Maputo, Mozambique – 13 août 2025 – Africa50, investisseur et gestionnaire d’actifs panafricain spécialisé dans les infrastructures, a annoncé le premier closing du fonds de développement de projets de l’Alliance pour les Infrastructures Vertes en Afrique (AGIA-PD), à hauteur de 118 millions de dollars. Ce jalon marque une avancée décisive dans la mise en œuvre de projets d’infrastructures climato-résilientes et bas carbone à travers le continent. Le fonds, géré par Africa50, vise à mobiliser jusqu’à 400 millions de dollars de capitaux mixtes pour financer le développement en amont de projets transformateurs dans des secteurs stratégiques : énergies renouvelables, transport durable, eau et TIC. Lancée à la COP27 avec l’appui de la Banque africaine de développement (BAD) et de la Commission de l’Union africaine, l’initiative AGIA ambitionne de générer, à terme, jusqu’à 10 milliards de dollars d’opportunités d’investissement pour le secteur privé.
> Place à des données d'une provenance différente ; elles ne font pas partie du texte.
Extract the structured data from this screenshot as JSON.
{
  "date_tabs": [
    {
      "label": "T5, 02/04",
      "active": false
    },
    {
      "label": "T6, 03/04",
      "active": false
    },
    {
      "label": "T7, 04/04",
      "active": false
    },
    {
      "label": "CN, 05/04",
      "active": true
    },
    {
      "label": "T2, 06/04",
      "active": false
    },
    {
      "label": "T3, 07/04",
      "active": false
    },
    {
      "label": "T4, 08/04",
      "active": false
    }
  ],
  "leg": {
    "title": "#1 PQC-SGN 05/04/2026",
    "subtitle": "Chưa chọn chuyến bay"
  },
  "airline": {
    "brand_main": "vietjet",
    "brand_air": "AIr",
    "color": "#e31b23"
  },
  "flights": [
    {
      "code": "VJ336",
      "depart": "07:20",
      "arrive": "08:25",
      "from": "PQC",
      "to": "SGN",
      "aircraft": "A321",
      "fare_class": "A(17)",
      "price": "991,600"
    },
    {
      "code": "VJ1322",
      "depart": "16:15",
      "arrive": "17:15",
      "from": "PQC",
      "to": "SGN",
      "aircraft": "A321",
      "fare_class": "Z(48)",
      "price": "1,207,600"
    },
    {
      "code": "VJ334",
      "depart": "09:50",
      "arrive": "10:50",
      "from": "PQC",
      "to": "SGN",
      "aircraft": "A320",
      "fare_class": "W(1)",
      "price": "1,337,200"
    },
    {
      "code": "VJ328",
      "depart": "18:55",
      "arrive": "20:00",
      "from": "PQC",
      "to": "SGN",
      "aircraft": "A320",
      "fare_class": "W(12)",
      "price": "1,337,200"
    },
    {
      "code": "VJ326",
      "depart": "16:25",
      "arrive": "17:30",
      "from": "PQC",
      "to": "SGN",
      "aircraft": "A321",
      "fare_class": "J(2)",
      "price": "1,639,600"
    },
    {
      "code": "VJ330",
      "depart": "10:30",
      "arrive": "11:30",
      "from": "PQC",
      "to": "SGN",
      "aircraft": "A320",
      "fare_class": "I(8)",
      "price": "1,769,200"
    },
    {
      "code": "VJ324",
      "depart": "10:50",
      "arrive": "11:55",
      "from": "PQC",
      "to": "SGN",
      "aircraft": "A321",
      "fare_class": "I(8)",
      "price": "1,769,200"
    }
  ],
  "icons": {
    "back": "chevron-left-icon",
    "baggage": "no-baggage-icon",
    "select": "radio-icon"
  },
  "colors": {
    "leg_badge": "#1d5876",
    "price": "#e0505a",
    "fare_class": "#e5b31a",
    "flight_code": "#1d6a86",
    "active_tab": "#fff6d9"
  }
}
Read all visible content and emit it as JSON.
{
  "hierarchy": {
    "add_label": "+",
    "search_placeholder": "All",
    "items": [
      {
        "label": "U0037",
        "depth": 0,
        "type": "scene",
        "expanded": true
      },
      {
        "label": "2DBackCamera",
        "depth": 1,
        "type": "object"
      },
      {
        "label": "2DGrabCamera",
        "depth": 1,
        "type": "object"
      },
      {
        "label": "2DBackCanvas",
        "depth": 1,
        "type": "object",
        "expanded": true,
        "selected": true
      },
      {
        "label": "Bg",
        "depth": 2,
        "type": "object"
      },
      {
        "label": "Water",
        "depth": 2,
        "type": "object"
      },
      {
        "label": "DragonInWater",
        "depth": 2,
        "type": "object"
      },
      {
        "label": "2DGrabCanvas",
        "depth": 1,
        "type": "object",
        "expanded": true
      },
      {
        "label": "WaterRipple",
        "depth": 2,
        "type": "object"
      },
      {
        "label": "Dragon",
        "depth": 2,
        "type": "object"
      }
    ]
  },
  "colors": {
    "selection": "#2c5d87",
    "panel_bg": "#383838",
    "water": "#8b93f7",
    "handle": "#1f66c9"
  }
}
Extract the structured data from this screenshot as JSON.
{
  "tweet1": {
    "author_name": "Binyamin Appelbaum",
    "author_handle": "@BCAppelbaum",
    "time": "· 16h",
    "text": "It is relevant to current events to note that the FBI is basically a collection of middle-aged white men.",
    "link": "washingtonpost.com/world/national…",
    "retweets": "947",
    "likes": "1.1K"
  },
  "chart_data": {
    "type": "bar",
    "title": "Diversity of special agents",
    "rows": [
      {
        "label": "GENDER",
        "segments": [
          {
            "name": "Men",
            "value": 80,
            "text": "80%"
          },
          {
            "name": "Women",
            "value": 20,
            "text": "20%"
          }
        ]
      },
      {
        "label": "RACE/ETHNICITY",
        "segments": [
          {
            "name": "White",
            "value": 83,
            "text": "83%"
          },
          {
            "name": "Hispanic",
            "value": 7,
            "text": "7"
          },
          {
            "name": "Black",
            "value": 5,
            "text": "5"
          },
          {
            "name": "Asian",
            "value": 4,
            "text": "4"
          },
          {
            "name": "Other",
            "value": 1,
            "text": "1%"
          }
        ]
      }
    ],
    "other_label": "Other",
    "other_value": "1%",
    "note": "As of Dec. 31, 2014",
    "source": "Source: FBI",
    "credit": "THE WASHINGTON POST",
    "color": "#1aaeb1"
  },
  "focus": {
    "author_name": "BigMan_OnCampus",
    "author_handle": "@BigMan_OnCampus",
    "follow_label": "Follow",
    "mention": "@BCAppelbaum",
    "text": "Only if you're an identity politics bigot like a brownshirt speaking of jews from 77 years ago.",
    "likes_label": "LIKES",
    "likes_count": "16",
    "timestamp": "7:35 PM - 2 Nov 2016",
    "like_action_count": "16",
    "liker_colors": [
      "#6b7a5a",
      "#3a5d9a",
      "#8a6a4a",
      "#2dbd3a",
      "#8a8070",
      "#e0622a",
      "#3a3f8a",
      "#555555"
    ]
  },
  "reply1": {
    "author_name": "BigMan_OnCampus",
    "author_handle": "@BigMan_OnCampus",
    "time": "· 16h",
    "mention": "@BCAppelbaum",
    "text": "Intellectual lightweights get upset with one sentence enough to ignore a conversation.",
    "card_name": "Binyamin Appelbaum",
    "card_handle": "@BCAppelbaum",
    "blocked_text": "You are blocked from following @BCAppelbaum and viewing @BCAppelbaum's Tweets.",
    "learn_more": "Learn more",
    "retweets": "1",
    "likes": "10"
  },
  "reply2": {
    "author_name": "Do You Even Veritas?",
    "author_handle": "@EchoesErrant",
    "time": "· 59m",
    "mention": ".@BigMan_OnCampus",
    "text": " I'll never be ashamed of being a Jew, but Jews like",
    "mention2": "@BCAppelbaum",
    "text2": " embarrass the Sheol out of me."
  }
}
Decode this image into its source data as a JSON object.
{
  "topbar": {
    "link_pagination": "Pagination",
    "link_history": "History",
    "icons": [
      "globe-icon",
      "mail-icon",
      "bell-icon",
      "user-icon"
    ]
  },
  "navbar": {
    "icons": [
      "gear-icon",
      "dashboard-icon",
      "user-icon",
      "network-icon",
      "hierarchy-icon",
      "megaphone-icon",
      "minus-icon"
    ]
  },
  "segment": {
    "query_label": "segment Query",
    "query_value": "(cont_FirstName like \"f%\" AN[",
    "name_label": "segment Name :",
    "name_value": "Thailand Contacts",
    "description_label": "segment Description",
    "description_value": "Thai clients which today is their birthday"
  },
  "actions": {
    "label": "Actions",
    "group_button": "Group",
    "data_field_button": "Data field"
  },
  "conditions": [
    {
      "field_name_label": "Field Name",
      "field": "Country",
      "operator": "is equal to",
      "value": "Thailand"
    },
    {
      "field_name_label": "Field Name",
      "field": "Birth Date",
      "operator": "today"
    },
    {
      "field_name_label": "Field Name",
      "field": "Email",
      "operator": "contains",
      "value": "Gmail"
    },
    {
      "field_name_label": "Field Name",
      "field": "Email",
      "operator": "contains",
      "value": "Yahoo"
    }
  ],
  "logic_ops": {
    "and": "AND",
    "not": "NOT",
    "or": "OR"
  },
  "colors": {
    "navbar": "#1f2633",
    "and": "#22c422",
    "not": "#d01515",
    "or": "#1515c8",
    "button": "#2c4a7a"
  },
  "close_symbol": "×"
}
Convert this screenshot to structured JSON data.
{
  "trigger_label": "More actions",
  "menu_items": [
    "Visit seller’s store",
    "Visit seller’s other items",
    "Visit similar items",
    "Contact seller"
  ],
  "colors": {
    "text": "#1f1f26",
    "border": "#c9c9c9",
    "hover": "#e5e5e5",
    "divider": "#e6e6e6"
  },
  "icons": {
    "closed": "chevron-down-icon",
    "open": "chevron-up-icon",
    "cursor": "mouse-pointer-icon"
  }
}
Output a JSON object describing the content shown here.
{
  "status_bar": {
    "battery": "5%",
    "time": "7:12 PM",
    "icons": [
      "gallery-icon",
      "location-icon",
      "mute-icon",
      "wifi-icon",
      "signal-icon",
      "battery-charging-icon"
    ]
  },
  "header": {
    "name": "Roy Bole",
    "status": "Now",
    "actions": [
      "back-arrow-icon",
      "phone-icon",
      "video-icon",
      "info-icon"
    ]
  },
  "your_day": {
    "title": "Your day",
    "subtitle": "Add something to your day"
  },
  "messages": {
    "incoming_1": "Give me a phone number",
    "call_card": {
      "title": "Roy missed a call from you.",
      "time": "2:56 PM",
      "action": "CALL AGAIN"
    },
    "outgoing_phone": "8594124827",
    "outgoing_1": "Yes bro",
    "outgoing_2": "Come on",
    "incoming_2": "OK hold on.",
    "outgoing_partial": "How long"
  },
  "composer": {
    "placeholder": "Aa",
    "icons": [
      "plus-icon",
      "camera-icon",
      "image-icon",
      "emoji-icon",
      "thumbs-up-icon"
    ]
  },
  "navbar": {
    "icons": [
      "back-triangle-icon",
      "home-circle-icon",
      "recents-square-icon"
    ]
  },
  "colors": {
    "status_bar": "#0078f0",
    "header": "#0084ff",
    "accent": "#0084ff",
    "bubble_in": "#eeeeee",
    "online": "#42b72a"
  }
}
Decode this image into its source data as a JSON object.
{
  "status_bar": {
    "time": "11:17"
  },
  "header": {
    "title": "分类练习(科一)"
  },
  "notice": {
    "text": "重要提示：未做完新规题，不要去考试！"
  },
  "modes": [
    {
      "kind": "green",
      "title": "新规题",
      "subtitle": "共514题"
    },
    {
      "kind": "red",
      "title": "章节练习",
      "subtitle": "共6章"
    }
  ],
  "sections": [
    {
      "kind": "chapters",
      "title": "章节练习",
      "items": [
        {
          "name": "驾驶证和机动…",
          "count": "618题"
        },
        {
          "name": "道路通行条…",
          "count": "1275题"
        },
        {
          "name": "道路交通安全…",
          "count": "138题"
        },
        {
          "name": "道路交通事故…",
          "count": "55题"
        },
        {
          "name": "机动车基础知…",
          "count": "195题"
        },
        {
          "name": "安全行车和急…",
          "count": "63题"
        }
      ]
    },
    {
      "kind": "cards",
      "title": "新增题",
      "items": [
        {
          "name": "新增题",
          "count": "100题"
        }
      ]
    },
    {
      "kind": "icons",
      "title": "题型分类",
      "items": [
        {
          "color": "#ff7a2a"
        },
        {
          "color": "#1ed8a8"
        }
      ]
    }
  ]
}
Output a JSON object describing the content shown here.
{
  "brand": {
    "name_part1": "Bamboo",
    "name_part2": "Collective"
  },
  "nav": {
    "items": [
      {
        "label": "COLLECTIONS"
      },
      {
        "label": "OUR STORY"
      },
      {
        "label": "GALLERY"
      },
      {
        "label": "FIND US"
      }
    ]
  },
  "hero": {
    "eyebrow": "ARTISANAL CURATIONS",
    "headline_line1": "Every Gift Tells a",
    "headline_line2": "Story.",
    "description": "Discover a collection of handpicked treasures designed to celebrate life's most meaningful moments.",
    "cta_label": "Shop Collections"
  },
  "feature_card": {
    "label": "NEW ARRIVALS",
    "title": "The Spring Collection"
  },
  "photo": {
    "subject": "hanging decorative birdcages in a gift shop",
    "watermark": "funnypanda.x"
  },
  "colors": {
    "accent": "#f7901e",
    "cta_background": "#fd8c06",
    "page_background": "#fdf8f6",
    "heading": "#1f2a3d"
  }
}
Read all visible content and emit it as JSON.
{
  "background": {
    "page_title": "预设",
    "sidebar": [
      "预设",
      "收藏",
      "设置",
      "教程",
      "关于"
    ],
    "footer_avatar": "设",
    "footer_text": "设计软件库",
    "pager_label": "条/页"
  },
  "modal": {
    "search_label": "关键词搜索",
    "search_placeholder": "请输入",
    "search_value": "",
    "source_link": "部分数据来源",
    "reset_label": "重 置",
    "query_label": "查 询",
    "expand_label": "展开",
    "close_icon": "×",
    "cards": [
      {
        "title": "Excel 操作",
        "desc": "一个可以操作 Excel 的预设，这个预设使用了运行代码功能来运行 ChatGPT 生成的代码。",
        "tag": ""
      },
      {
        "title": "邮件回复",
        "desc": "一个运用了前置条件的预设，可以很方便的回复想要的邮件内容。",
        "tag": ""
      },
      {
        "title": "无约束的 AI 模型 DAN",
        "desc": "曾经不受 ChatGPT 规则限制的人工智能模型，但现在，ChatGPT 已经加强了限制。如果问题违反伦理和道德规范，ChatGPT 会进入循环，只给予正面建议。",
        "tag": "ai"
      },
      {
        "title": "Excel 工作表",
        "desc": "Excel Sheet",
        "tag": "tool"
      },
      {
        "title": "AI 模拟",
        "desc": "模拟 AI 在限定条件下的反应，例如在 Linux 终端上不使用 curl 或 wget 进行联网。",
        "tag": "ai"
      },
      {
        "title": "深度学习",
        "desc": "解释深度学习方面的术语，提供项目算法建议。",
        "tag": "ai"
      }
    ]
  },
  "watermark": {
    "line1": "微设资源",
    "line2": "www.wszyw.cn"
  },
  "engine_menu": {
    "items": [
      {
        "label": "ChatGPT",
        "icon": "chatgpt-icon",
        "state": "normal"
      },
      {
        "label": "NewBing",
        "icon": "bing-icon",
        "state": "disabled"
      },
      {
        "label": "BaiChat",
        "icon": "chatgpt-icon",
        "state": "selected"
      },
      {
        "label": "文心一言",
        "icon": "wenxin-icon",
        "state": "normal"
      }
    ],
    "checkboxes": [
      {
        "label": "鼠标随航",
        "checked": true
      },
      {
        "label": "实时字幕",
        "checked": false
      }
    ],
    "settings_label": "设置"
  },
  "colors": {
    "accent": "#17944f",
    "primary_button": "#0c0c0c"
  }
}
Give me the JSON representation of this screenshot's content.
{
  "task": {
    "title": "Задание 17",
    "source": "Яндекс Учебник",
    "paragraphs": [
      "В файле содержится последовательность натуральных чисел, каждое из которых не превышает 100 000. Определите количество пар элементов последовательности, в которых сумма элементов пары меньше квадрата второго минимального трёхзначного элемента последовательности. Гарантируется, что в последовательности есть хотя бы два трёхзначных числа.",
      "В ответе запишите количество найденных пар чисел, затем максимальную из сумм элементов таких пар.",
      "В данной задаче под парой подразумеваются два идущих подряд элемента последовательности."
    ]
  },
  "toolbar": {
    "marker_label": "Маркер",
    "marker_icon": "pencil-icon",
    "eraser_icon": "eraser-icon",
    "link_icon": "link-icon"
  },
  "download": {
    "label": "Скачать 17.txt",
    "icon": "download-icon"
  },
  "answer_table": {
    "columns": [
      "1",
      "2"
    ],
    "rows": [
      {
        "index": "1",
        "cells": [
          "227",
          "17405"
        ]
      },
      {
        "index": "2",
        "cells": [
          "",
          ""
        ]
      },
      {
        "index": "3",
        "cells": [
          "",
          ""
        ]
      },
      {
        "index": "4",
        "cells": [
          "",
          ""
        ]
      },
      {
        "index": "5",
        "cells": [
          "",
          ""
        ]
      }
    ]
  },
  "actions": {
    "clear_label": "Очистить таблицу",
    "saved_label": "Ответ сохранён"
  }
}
Le premier closing a réuni un consortium de bailleurs de premier plan : la Banque africaine de développement (40 millions USD sous forme de subventions, quasi-fonds propres et capitaux commerciaux), la coopération allemande via la KfW (26 millions EUR), la Banque ouest-africaine de développement (BOAD), le Foreign, Commonwealth & Development Office (FCDO) du Royaume-Uni, le Soros Economic Development Fund, ainsi que l’African Climate Foundation. « Cette opération ne se limite pas à un apport de capitaux, elle traduit la volonté de la BAD de partager le risque aux côtés de ses partenaires afin de libérer le potentiel des infrastructures vertes africaines », a déclaré Solomon Quaynor, vice-président de la BAD.
De son côté, Alain Ebobissé, directeur général d’Africa50, a souligné : « Depuis son lancement à Charm el-Cheikh, AGIA est passée de l’ambition à l’exécution. Ce premier closing démontre la confiance des investisseurs et constitue un pas décisif vers la constitution d’un portefeuille robuste de projets bancables. » Le fonds se distingue par une approche inclusive : il accompagnera à la fois de grands développeurs établis et de nouveaux acteurs locaux, contribuant ainsi à renforcer les capacités africaines dans le développement de projets durables. Pour Serge Ekué, président de la BOAD, « cet engagement illustre notre détermination à combler le déficit d’infrastructures en Afrique et à stimuler l’investissement privé au sein de l’UEMOA et au-delà ».
Les partenaires internationaux saluent également cette dynamique. Jenny Chapman, ministre britannique du Développement, a insisté sur « l’importance de soutenir des projets africains portés localement, comme les centrales solaires et les usines de traitement d’eau », tandis que Georgia Levenson Keohane, CEO du Soros Economic Development Fund, a évoqué « une étape cruciale pour accélérer une transition énergétique juste et inclusive ».
En s’attaquant au principal frein – le manque de projets bancables – AGIA-PD s’impose comme un catalyseur de capitaux privés dans la transition énergétique et l’adaptation climatique du continent.